Au printemps, elle a pris la direction de la Fédération suisse des vignerons. La trentenaire plutôt extravertie est une passionnée du monde et de ses plaisirs.

Hélène Noirjean, directrice de la Fédération suisse des vignerons.
Hélène Noirjean, directrice de la Fédération suisse des vignerons.
Jean-Paul Guinnard

À 33 ans, elle a déjà eu plusieurs vies, Hélène. L’existence pépère et banale, elle ne connaît pas et ne pourrait même pas l’imaginer. Mais comment cette jeune femme enjouée, intarissable et jurassienne est-elle arrivée à la tête de la faîtière du vin suisse?

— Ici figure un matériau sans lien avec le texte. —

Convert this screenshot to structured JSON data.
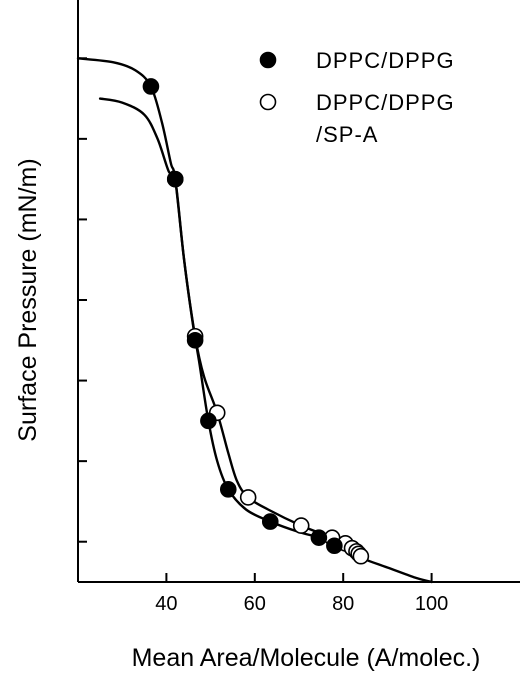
{
  "chart_data": {
    "type": "scatter",
    "title": "",
    "xlabel": "Mean Area/Molecule (A/molec.)",
    "ylabel": "Surface Pressure (mN/m)",
    "xlim": [
      20,
      120
    ],
    "ylim": [
      0,
      70
    ],
    "x_ticks": [
      40,
      60,
      80,
      100
    ],
    "x_tick_labels": [
      "40",
      "60",
      "80",
      "100"
    ],
    "y_ticks": [
      5,
      15,
      25,
      35,
      45,
      55,
      65
    ],
    "y_tick_labels_shown": false,
    "grid": false,
    "legend_position": "top-right",
    "legend": [
      {
        "label_lines": [
          "DPPC/DPPG"
        ],
        "marker": "filled-circle"
      },
      {
        "label_lines": [
          "DPPC/DPPG",
          "/SP-A"
        ],
        "marker": "open-circle"
      }
    ],
    "series": [
      {
        "name": "DPPC/DPPG",
        "marker": "filled-circle",
        "points": [
          [
            36.5,
            61.5
          ],
          [
            42,
            50
          ],
          [
            46.5,
            30
          ],
          [
            49.5,
            20
          ],
          [
            54,
            11.5
          ],
          [
            63.5,
            7.5
          ],
          [
            74.5,
            5.5
          ],
          [
            78,
            4.5
          ]
        ],
        "curve": [
          [
            20,
            65
          ],
          [
            28,
            64.5
          ],
          [
            33,
            63.5
          ],
          [
            36.5,
            61.5
          ],
          [
            39,
            57
          ],
          [
            41,
            52
          ],
          [
            42,
            50
          ],
          [
            44,
            40
          ],
          [
            46,
            32
          ],
          [
            47.5,
            27
          ],
          [
            49.5,
            20
          ],
          [
            51.5,
            15
          ],
          [
            54,
            11.5
          ],
          [
            58,
            9
          ],
          [
            63.5,
            7.5
          ],
          [
            70,
            6.2
          ],
          [
            74.5,
            5.5
          ],
          [
            78,
            4.5
          ],
          [
            84,
            3
          ],
          [
            90,
            1.8
          ],
          [
            96,
            0.6
          ],
          [
            100,
            0
          ]
        ]
      },
      {
        "name": "DPPC/DPPG /SP-A",
        "marker": "open-circle",
        "points": [
          [
            42,
            50
          ],
          [
            46.5,
            30.5
          ],
          [
            51.5,
            21
          ],
          [
            58.5,
            10.5
          ],
          [
            70.5,
            7
          ],
          [
            77.5,
            5.5
          ],
          [
            80.5,
            4.8
          ],
          [
            82,
            4.2
          ],
          [
            83,
            3.8
          ],
          [
            83.5,
            3.5
          ],
          [
            84,
            3.2
          ]
        ],
        "curve": [
          [
            25,
            60
          ],
          [
            30,
            59.5
          ],
          [
            35,
            58
          ],
          [
            38,
            55
          ],
          [
            40.5,
            51
          ],
          [
            42,
            50
          ],
          [
            44,
            40
          ],
          [
            46.5,
            30.5
          ],
          [
            48.5,
            25.5
          ],
          [
            51.5,
            21
          ],
          [
            54,
            16
          ],
          [
            56,
            12.5
          ],
          [
            58.5,
            10.5
          ],
          [
            63,
            9
          ],
          [
            70.5,
            7
          ],
          [
            77.5,
            5.5
          ],
          [
            80.5,
            4.8
          ],
          [
            82,
            4.2
          ],
          [
            84,
            3.2
          ]
        ]
      }
    ]
  }
}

Tout est cohérent lorsque l’on regarde en arrière même si le parcours ressemble davantage à un grand zigzag. Ça commence à Genève par une enfance modeste: «J’ai grandi comme une vraie petite citadine avec un fort accent genevois. Le week-end, je revenais dans le Jura et la semaine, je nourrissais les cygnes du lac.» Puis, la famille déménage à Bâle. À 8 ans, la jeune Hélène apprend l’allemand et le suisse allemand. «Un des plus gros cadeaux de ma vie!»